Strange correlators for topological quantum systems from bulk-boundary correspondence

TL;DR

This paper develops a systematic method for choosing operators in strange correlators to effectively detect topological phases, relating their decay to edge mode properties and extending applicability to disordered and long-range systems.

Contribution

It introduces a procedure based on bulk-boundary correspondence for selecting operators in strange correlators, improving topological phase detection across various models.

Findings

Relates decay exponents of strange correlators to edge mode scaling dimensions.

Reduces finite-size effects by integrating the moduli of correlators.

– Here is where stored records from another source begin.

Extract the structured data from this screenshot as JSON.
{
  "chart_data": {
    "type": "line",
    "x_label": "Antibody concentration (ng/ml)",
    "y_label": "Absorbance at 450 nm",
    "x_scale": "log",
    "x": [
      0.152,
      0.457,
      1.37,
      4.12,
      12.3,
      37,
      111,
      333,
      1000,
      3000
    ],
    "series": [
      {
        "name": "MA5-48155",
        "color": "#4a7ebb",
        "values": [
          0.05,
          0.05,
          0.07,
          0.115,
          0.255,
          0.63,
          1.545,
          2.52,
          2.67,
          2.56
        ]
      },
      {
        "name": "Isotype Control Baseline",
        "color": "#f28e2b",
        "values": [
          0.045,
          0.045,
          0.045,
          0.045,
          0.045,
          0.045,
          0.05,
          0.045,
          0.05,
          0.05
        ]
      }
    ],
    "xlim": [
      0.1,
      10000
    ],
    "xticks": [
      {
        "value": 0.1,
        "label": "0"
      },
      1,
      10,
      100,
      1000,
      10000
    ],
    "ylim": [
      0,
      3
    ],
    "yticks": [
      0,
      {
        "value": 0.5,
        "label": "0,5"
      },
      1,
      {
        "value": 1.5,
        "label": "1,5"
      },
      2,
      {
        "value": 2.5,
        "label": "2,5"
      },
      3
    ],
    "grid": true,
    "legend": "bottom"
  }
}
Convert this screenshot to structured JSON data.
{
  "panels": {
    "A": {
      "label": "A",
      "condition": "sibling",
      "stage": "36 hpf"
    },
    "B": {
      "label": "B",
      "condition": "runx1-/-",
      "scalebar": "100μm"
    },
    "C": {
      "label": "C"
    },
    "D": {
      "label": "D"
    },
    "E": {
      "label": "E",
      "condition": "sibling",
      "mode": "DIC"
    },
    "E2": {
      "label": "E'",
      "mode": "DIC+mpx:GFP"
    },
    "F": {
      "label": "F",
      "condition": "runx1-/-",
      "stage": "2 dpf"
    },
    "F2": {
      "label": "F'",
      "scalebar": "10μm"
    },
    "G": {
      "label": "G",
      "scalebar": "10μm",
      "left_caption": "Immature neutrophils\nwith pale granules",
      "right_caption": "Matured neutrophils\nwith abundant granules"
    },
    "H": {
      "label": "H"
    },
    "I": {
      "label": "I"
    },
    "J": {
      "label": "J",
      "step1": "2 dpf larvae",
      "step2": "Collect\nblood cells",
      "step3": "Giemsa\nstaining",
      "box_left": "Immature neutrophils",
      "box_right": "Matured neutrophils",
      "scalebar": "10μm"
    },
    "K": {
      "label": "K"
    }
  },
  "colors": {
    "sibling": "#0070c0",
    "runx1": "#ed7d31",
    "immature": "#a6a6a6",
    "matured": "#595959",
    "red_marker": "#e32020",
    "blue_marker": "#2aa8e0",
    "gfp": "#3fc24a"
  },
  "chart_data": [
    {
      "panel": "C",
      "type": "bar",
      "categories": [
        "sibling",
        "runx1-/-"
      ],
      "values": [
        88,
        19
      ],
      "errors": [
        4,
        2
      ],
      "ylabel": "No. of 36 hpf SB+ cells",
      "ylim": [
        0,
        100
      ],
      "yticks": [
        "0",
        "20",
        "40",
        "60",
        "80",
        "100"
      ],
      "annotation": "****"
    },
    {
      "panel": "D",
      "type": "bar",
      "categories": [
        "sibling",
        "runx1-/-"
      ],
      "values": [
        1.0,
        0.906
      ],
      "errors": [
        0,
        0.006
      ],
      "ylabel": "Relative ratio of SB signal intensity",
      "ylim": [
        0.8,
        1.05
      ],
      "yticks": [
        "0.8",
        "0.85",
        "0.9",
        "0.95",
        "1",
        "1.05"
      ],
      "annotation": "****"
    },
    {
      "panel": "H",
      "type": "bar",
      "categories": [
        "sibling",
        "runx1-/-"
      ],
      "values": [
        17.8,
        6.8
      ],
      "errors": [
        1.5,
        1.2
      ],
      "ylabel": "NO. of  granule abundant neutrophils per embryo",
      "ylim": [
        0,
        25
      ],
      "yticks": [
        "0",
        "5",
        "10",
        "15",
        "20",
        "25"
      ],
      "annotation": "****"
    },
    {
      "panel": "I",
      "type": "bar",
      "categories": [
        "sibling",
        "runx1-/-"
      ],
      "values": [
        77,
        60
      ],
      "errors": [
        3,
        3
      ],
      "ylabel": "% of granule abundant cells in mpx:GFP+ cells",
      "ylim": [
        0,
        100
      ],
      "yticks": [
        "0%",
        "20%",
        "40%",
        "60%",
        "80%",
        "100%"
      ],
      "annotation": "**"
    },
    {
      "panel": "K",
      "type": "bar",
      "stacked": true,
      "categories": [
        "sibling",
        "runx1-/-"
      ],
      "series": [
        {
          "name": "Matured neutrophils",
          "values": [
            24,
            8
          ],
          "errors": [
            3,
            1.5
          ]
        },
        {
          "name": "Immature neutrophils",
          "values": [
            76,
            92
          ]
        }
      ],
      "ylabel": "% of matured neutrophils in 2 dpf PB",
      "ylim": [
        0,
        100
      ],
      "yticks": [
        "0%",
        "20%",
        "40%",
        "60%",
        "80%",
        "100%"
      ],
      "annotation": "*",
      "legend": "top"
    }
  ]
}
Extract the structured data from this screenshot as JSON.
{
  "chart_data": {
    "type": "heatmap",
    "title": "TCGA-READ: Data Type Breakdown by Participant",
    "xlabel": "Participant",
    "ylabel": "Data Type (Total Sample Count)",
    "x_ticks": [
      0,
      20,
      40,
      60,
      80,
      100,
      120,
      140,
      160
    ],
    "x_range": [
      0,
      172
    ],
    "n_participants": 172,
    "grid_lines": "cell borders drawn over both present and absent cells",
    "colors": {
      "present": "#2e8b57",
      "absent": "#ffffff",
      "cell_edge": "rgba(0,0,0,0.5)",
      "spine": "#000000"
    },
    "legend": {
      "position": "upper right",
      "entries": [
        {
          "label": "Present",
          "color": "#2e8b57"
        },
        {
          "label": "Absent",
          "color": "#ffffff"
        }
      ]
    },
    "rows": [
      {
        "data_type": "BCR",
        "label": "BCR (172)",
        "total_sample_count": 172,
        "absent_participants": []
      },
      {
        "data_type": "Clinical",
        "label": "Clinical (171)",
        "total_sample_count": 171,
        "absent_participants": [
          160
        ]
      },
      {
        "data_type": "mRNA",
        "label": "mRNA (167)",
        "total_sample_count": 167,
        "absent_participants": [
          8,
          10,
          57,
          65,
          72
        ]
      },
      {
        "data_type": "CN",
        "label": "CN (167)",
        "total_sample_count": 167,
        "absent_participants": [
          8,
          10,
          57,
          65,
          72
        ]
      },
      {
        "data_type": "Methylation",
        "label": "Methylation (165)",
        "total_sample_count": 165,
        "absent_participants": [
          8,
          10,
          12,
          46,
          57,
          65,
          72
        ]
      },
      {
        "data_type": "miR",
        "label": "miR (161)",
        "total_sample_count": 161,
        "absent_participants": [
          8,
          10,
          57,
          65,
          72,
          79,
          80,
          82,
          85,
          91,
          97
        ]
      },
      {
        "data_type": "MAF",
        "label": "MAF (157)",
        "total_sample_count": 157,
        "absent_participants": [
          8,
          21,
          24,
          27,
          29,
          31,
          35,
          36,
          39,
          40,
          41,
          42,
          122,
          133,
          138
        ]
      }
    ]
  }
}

Extends strange correlator applicability to disordered and long-range systems.

Abstract

"Strange" correlators provide a tool to detect topological phases arising in many-body models by computing the matrix elements of suitably defined two-point correlations between the states under investigation and trivial reference states. Their effectiveness depends on the choice of the adopted operators. In this paper we give a systematic procedure for this choice, discussing the advantages of choosing operators using the bulk-boundary correspondence of the systems under scrutiny. Via the scaling exponents, we directly relate the algebraic decay of the strange correlators with the scaling dimensions of gapless edge modes operators. We begin our analysis with lattice models hosting symmetry-protected topological phases and we analyze the sums of the strange correlators, pointing out that integrating their moduli substantially reduces cancellations and finite-size effects. We also analyze instances of systems hosting intrinsic topological order, as well as strange correlators between states with different nontrivial topologies. Our results for both translational and non-translational invariant cases, and in presence of on-site disorder and long-range couplings, extend the validity of the strange correlators approach for the diagnosis of topological phases of matter, and indicate a general procedure for their optimal choice.